Zum Abschluss also ein "leistungsgerechtes Remis". 4,5 Punkte aus 11 Runden sind für Leonore nicht das erwartete Ergebnis, vor allem, da ja 3 Punkte bereits nach 5 Runden eingefahren wurden (60 %) und selbst nach 8 Runden noch 50 % zu Buche standen. So einfach, wie man es an der Tabelle erkennt, war es dann auch. Das Turnier hatte zwei Hälften, die erste lief recht gut, die zweite ausgenommen schlecht. Eine Analyse der Partien im Einzelnen ergibt folgendes Bild:

2 Siege, davon
- einer davon leicht (Runde 1)
- einer etwas schwerer, aber sicher erspielt (Runde 3)
5 Remisen, davon
- eines nach gutem Spiel (Runde 4) in leicht vorteilhafter Stellung
- eines nach langer Verteidigung (Runde 5) in etwas schlechterer Stellung
- zwei ausgespielte Partien (Runde 8 und Runde 11) mit klarem Remis
- ein letztlich verschenkter Sieg durch Fehleinschätzung der Endstellung (Runde 7)
4 Niederlagen, davon
- zweimal klar überspielt worden (Runde 2 und Runde 6)
- einmal "veropfert" in ausgeglichener Stellung (Runde 9)
- einmal gespielt wie eine Anfängerin (Runde 10)

In allen Partien gab es natürlich Schwankungen in der Stellungsbewertung, aber diese vereinfachte Zusammenfassung zeigt schon, wo die Knackpunkte waren. Runde 9 wäre vielleicht auch ohne das fehlerhafte Opfer verloren worden, aber der Sieg in Runde 7 wurde am Ende klar verschenkt, und eine Partie wie in Runde 10 hat Leonore schon seit Jahren nicht mehr gespielt. Bei den Remisen in Runde 8 und 11 wurde nicht mit dem letzten Biss gekämpft, auch da ist noch etwas Potenzial; nicht zuletzt war die Remisquote mit 50 % einfach zu hoch.

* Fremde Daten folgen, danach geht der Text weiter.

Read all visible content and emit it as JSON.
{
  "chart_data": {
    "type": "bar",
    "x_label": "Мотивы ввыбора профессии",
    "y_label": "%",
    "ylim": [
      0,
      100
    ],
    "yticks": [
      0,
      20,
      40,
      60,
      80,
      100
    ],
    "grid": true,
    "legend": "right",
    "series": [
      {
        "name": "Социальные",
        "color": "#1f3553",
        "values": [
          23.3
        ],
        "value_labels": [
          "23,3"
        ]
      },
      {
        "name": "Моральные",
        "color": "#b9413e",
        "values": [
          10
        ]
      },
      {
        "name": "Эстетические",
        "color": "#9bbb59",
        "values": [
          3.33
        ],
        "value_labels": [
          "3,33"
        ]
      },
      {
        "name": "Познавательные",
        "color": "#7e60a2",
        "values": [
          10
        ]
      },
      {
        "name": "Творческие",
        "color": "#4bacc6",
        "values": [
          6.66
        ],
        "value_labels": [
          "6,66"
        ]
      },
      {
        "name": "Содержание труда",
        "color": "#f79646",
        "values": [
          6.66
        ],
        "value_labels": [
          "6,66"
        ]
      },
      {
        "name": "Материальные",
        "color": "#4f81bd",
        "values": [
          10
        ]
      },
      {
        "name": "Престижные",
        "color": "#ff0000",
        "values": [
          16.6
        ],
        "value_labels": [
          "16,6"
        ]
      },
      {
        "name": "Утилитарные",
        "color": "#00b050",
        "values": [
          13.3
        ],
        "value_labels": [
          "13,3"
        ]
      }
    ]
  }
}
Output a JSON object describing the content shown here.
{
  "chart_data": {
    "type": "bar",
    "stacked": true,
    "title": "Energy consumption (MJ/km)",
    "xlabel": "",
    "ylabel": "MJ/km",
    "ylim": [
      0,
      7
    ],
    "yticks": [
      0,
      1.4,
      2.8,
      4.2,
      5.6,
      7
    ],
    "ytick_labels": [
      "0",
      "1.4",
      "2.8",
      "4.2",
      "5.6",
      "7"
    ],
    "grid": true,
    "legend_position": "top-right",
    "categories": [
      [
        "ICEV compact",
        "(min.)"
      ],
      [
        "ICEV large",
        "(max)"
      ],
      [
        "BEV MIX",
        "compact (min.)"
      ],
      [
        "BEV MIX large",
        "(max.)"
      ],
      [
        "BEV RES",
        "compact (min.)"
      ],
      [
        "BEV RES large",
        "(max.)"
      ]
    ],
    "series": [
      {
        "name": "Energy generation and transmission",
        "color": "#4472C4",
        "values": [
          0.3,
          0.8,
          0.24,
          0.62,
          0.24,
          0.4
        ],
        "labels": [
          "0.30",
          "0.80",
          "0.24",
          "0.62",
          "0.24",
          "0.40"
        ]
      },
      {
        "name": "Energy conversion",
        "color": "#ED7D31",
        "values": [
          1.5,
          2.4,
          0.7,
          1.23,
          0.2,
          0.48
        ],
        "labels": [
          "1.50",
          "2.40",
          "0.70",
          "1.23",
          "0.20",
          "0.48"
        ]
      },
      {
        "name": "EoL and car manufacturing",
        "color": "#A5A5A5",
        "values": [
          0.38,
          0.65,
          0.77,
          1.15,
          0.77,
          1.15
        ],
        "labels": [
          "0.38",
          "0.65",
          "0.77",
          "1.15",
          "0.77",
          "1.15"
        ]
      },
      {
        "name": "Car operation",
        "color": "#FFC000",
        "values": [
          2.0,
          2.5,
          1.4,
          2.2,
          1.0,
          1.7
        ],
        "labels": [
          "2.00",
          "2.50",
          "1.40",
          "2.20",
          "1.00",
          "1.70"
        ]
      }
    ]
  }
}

Soweit die recht nüchterne Zusammenfassung eines am Ende schlecht gelaufenen Turniers. Die WM aber auch einige schöne Seiten. Besonders hervorzuheben sind dabei
- die gute Stimmung zwischen den Spielerinnen, sehr freundschaftlicher Umgang, keine Streitfälle
- die gute Stimmung in der deutschen Mannschaft
- die professionelle Ausrichtung des Turniers, bis auf Kleinigkeiten war alles perfekt organisert
- viele interessante Eindrücke abseits des Turniergeschehens
- neben dem anstrengenden Wettkampf auch noch etwas Freizeit (Altstadt, Museen, Schwimmen, Billard)

Die Stadt Montevideo hatte ein besonderes Flair. Über den Kontrast von alten Häusern und Hochhaus-Wohnblöcken hatten wir schon berichtet. In den Straßen fuhren überwiegend alte Autos, oft richtige Klapperkisten. Nebenstraßen und Bürgersteige waren in recht marodem Zustand. Elektrische Leitungen waren überirdisch zwischen Holzpfosten gespannt, oft auch von Haus zu Haus. Alles ungefähr wie bei uns in den 70er Jahren. In den Einkaufszentren sah es dagegen ungefähr wie bei uns aus. Fernseher mit Flachbildschirm, moderne Kommunikationsmittel und Haushaltsgeräte wurden an jeder Ecke angeboten, das passte nicht so ins Bild der 70er Jahre. Neben zahlreichen Mode- und Schmuckgeschäften gab es auch noch einige sehr gut sortierte Buchhandlungen, auch für Modebewusste und Leseratten ist in dieser Stadt gesorgt.

Die Zeit reichte nicht, um alles zu erkunden, aber wir konnten vieles sehen und haben eine schöne Zeit dort verbracht. Wenn man das schachliche Ergebnis nicht überbewertet, kann man zusammenfassen: Die Reise hat sich gelohnt.


P.S. Als Ursache für die 4,5 Punkte wurde im Nachhinein noch ein Straßenschild identifiziert, das genau diese Ziffern zeigt, bei uns Seltenheitswert hat und daher möglicherweise für Verwirrung sorgte und "an Allem" Schuld ist (siehe Bild).

Ferner wird gemutmaßt, dass wir auf der Südhalbkugel dauernd auf Kopf laufen mussten. Man kann so nicht Schach spielen, wenn man das nicht gewohnt ist.